56 million email addresses and 124 million passwords exposed, time to harden your logins

Troy Hunt’s Have I Been Pwned (HIBP) added a massive collection of infostealer malware logs to its database this month, comprising 56 million unique email addresses and 124 million unique passwords drawn from hundreds of millions of individual stealer log records. The passwords have been added to Pwned Passwords and are now searchable.

The scale of the leak is a reminder that credential theft is no longer a one-time event, it is a continuous industry. Akamai tracks 193 billion credential stuffing attempts per year globally. Attackers collect credentials through infostealer malware that silently extracts saved login data from browsers and password managers, then uses automated tools to replay them against other services, betting on password reuse.

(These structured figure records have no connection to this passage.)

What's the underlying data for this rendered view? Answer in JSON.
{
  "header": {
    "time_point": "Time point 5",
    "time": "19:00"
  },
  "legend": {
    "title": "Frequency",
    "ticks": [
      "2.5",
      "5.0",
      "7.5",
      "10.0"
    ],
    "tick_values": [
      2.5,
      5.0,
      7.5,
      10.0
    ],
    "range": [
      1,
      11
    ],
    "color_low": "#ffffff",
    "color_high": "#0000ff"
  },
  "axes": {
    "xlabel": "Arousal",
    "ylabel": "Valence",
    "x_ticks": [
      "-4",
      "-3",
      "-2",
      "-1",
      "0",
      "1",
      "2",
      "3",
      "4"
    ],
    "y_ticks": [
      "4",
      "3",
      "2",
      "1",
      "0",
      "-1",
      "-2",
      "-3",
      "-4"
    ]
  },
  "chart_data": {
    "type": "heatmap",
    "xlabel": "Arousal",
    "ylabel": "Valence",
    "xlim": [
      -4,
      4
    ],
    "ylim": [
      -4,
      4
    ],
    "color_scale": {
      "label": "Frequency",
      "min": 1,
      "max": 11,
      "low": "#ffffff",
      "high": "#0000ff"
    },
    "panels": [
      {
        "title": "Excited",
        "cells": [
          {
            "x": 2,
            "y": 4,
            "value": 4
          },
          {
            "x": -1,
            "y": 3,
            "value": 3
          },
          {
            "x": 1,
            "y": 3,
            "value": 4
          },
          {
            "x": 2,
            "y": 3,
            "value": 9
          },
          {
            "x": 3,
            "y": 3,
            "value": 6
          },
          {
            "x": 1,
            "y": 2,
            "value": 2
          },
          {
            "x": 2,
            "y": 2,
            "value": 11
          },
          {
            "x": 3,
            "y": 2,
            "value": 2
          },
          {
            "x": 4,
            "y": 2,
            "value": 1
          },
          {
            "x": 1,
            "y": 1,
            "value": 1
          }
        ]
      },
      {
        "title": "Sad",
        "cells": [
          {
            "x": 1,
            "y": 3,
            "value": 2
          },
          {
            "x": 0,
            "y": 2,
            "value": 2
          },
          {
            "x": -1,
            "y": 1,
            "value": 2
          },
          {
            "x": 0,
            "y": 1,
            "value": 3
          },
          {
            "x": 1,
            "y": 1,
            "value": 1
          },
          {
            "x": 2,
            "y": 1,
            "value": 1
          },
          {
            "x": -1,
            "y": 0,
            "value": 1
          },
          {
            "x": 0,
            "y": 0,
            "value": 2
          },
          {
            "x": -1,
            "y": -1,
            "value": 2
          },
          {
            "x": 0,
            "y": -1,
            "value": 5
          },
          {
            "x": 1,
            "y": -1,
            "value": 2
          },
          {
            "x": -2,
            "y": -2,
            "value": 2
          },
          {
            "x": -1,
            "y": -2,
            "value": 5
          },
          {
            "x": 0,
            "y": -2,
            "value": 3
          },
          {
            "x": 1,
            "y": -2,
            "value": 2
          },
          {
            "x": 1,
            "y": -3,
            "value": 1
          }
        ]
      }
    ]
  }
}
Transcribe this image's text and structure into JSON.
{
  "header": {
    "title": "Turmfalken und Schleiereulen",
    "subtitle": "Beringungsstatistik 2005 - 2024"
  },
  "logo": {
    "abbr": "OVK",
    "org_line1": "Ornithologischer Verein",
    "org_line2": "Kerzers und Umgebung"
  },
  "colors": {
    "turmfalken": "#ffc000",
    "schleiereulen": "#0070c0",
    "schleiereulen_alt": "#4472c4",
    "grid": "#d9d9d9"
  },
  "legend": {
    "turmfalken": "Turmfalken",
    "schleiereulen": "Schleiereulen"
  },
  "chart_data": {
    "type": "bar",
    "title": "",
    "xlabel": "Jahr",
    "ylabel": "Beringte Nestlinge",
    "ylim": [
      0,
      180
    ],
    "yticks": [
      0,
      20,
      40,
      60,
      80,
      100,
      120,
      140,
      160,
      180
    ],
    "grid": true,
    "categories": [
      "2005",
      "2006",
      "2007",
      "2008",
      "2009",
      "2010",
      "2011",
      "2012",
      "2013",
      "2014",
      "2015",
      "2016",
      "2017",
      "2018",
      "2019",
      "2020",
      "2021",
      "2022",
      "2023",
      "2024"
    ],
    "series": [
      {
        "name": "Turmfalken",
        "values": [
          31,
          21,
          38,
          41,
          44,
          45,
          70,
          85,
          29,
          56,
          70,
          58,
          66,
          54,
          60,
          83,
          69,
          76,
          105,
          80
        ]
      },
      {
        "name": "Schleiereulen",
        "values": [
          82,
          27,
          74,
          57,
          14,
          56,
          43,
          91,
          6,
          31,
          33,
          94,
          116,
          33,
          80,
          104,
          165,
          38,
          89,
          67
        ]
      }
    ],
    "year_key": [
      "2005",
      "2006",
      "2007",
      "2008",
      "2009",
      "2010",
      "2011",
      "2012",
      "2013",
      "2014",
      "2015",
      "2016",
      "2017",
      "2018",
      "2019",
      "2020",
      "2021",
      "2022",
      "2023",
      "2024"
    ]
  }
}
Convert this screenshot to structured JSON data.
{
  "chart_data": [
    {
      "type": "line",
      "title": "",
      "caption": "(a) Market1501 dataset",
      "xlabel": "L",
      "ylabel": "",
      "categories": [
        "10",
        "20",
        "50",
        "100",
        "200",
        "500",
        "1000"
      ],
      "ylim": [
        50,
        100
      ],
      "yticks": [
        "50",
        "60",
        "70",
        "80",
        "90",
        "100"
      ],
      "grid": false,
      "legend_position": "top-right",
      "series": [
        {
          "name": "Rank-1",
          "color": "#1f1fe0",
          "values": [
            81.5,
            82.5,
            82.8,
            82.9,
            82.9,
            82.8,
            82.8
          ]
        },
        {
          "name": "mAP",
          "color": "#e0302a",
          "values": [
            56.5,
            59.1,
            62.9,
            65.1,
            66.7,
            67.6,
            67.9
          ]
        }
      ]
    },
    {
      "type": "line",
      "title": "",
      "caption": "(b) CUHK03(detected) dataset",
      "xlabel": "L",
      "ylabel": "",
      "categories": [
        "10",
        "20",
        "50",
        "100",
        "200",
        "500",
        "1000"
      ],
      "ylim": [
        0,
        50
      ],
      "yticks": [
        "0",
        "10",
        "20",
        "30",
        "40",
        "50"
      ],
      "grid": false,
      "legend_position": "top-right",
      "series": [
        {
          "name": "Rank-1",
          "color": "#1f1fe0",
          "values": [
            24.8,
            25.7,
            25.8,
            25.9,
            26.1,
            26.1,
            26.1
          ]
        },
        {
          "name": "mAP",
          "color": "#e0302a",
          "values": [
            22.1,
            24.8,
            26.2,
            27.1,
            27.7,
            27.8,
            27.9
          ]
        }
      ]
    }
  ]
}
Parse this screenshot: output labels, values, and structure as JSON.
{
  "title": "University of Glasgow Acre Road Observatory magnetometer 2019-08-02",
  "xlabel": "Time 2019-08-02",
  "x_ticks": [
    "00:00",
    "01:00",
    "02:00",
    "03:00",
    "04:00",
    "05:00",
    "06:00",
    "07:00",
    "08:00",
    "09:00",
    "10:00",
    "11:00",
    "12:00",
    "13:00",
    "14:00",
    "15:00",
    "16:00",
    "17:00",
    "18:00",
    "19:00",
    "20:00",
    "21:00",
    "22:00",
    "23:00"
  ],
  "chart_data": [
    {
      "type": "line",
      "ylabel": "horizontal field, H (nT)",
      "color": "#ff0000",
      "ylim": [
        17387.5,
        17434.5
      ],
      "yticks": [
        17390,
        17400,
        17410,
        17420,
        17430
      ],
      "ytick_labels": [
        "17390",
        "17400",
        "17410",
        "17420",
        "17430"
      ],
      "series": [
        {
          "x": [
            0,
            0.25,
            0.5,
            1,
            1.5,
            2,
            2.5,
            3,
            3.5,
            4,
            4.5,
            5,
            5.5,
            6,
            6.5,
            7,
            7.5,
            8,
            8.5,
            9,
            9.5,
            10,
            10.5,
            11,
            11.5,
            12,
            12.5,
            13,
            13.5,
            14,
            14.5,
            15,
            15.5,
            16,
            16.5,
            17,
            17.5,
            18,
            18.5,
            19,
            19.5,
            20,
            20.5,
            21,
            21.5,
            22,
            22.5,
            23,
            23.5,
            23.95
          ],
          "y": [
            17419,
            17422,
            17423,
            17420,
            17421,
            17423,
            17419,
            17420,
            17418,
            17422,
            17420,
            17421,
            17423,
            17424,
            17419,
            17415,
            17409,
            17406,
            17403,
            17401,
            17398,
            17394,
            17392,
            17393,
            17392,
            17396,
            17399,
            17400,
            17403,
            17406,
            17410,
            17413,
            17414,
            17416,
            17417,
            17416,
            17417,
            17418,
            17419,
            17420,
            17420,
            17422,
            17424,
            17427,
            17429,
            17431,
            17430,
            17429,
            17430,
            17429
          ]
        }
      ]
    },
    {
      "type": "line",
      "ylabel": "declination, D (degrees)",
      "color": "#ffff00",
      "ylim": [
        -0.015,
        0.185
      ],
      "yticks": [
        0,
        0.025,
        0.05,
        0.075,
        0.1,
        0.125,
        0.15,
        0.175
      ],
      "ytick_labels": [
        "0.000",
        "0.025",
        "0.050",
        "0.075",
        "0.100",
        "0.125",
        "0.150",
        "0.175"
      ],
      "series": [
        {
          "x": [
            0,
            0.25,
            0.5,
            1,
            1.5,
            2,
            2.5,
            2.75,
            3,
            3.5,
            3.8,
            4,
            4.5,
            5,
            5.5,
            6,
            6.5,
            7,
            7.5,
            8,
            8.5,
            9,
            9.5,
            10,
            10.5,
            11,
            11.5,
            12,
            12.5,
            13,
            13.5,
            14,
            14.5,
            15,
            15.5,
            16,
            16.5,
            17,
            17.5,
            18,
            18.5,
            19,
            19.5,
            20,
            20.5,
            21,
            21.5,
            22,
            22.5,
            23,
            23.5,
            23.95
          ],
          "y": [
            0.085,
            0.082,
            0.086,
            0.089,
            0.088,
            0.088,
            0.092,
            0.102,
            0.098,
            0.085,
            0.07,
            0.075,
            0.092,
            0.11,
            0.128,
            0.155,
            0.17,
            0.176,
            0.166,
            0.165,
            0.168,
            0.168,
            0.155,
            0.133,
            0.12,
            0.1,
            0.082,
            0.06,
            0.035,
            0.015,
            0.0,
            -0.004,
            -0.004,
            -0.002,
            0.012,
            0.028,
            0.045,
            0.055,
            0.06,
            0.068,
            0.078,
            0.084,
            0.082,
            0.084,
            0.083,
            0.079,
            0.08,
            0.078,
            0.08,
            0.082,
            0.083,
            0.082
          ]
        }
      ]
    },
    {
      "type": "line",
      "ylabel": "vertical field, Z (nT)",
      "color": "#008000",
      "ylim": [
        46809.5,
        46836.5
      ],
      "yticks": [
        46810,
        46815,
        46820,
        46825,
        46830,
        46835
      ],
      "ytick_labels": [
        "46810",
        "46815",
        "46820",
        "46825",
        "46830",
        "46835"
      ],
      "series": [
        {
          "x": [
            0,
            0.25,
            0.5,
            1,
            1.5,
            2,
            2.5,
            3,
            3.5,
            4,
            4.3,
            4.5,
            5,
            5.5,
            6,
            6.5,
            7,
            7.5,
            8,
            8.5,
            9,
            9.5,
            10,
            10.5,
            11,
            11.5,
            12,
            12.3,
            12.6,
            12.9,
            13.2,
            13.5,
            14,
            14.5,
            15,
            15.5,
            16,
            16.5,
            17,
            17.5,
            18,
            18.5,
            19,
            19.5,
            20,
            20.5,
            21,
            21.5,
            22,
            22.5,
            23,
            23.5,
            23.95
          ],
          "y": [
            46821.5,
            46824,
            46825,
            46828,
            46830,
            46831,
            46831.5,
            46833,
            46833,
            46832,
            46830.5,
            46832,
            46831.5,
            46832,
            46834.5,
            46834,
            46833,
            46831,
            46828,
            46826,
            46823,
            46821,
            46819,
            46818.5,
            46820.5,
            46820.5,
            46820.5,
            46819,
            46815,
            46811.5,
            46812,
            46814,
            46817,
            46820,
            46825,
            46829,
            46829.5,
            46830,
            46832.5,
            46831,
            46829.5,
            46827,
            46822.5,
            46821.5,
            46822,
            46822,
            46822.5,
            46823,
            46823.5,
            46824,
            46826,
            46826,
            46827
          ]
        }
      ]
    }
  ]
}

If any of your passwords appear in this new dump, or if you are still reusing passwords across sites, here is what to do now.

Every account needs its own password. A password manager, whether standalone (1Password, Bitwarden) or built into your browser or phone, generates and stores unique credentials so you never need to remember or reuse one. There is no excuse for reuse in 2026; every major platform has a built-in password manager that syncs across devices.

Step two: enable two-factor authentication

A stolen password alone should not be enough to break into an account. Two-factor authentication adds a second check, typically a time-based code from an authenticator app, a hardware security key, or a biometric scan. Prioritise 2FA on email, banking, social media, and any account that stores payment information. Avoid SMS-based 2FA where possible; SIM-swap attacks remain a proven bypass.

Step three: switch to passkeys

Passkeys replace passwords entirely with cryptographic key pairs stored on your device. You authenticate with your face, fingerprint, or device PIN, nothing to type, nothing to leak. Apple, Google, and Microsoft all support passkeys across their platforms, and the FIDO Alliance reports that 65 per cent of organizations have deployed or are piloting passkeys for workforce access. For consumers, passkeys are supported on most major websites and continue to roll out.

Check your exposure

Visit haveibeenpwned.com and enter your email address to see if it appears in this or any other breach. For organizations, HIBP’s domain search and stealer logs API let security teams monitor credential exposure across their workforce.

The safest account is one an attacker cannot log into even with your password. That means unique credentials on every site, a second factor enabled, or better yet, no password at all.